In the chaos, when everyone was shouting and the factionless were trying to push us toward the staircase, I curled my fingers in the hem of his shirt so I wouldn’t lose him. He took my wrists in his hands and pushed me away, and those were the words he said. Trust me. Go where they tell you.
“I’m trying,” I say, and it’s true. I’m trying to trust him. But every part of me, every fiber and every nerve, is straining toward freedom, not just from this cell but from the prison of the city beyond it.
I need to see what’s outside the fence.
I CAN’T WALK these hallways without remembering the days I spent as a prisoner here, barefoot, pain pulsing inside me every time I moved. And with that memory is another one, one of waiting for Beatrice Prior to go to her death, of my fists against the door, of her legs slung across Peter’s arms when he told me she was just drugged.
I hate this place.
It isn’t as clean as it was when it was the Erudite compound; now it is ravaged by war, bullet holes in the walls and the broken glass of shattered lightbulbs everywhere. I walk over dirty footprints and beneath flickering lights to her cell and I am admitted without question, because I bear the factionless symbol—an empty circle—on a black band around my arm and Evelyn’s features on my face. Tobias Eaton was a shameful name, and now it is a powerful one.
Tris crouches on the ground inside, shoulder to shoulder with Christina and diagonal from Cara. My Tris should look pale and small—she is pale and small, after all—but instead the room is full of her.
Her round eyes find mine and she is on her feet, her arms wound tightly around my waist and her face against my chest.
I squeeze her shoulder with one hand and run my other hand over her hair, still surprised when her hair stops above her neck instead of below it. I was happy when she cut it, because it was hair for a warrior and not a girl, and I knew that was what she would need.
“How’d you get in?” she says in her low, clear voice.
“I’m Tobias Eaton,” I say, and she laughs.
“Right. I keep forgetting.” She pulls away just far enough to look at me. There is a wavering expression in her eyes, like she is a heap of leaves about to be scattered by the wind. “What’s happening? What took you so long?”
She sounds desperate, pleading. For all the horrible memories this place carries for me, it carries more for her, the walk to her execution, her brother’s betrayal, the fear serum. I have to get her out.
Cara looks up with interest. I feel uncomfortable, like I have shifted in my skin and it doesn’t quite fit anymore. I hate having an audience.
“Evelyn has the city under lockdown,” I say. “No one goes a step in any direction without her say-so. A few days ago she gave a speech about uniting against our oppressors, the people outside.”
“Oppressors?” Christina says.
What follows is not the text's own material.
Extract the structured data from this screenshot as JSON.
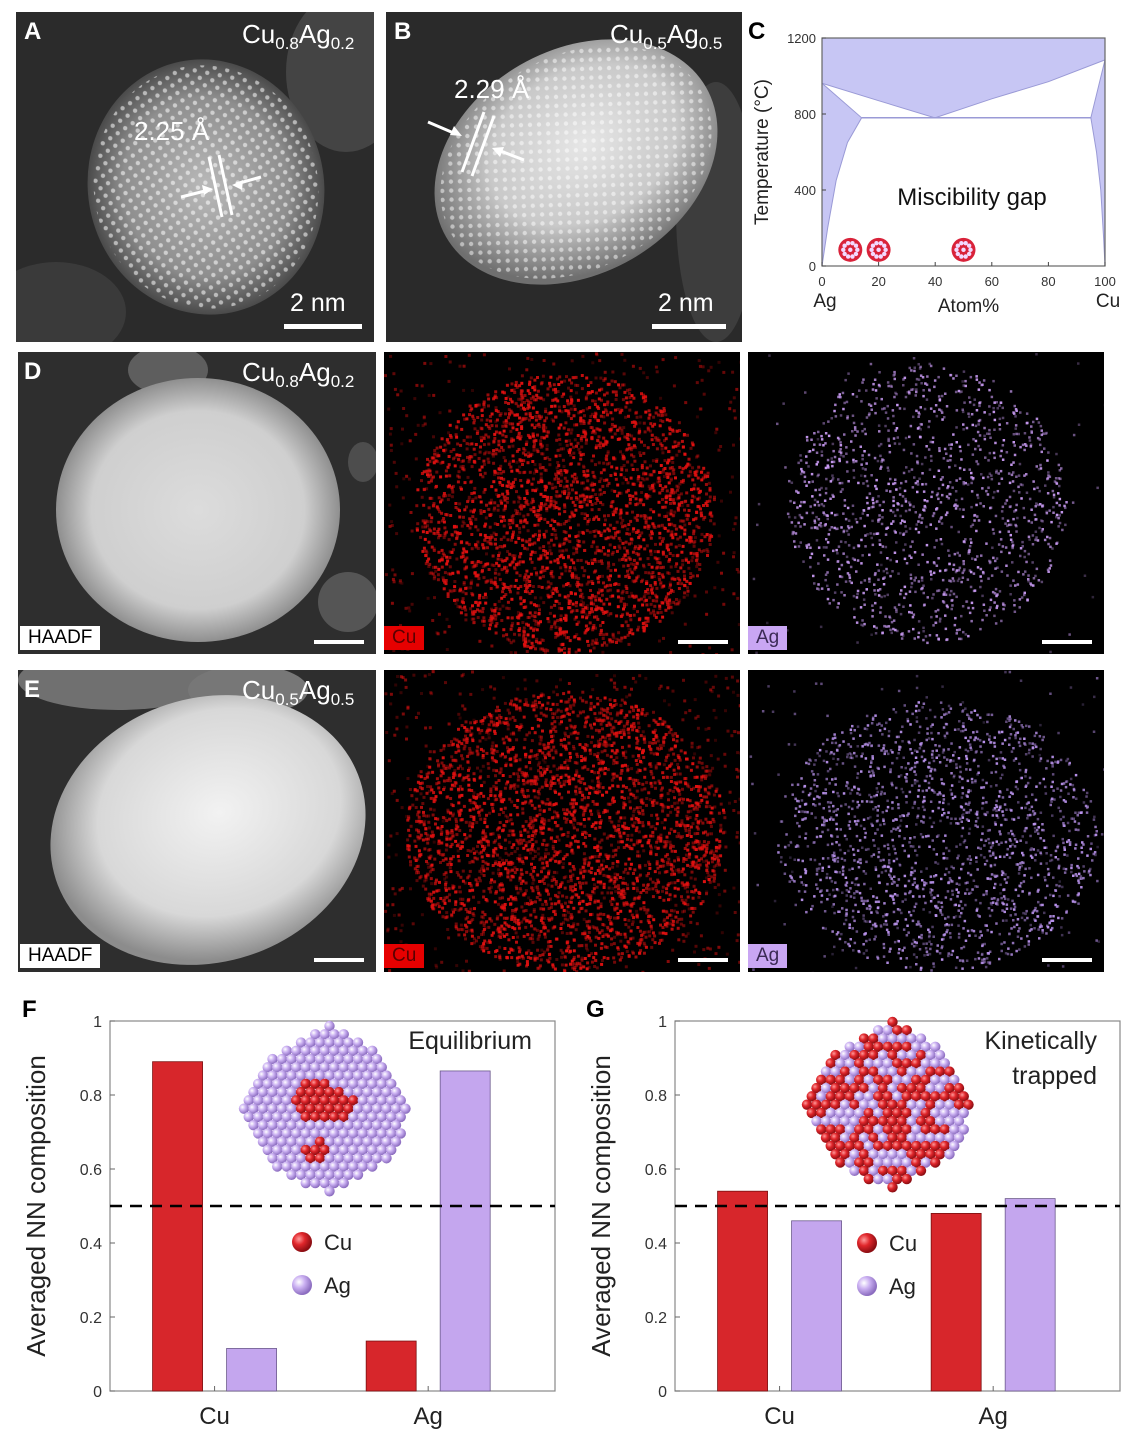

She takes a vial from her pocket and dumps the contents into her mouth—painkillers for the bullet wound in her leg, I assume.
I slide my hands into my pockets. “Evelyn—and a lot of people, actually—think we shouldn’t leave the city just to help a bunch of people who shoved us in here so they could use us later. They want to try to heal the city and solve our own problems instead of leaving to solve other people’s. I’m paraphrasing, of course,” I say. “I suspect that opinion is very convenient for my mother, because as long as we’re all contained, she’s in charge. The second we leave, she loses her hold.”
“Great.” Tris rolls her eyes. “Of course she would choose the most selfish route possible.”
“She has a point.” Christina wraps her fingers around the vial. “I’m not saying I don’t want to leave the city and see what’s out there, but we’ve got enough going on here. How are we supposed to help a bunch of people we’ve never met?”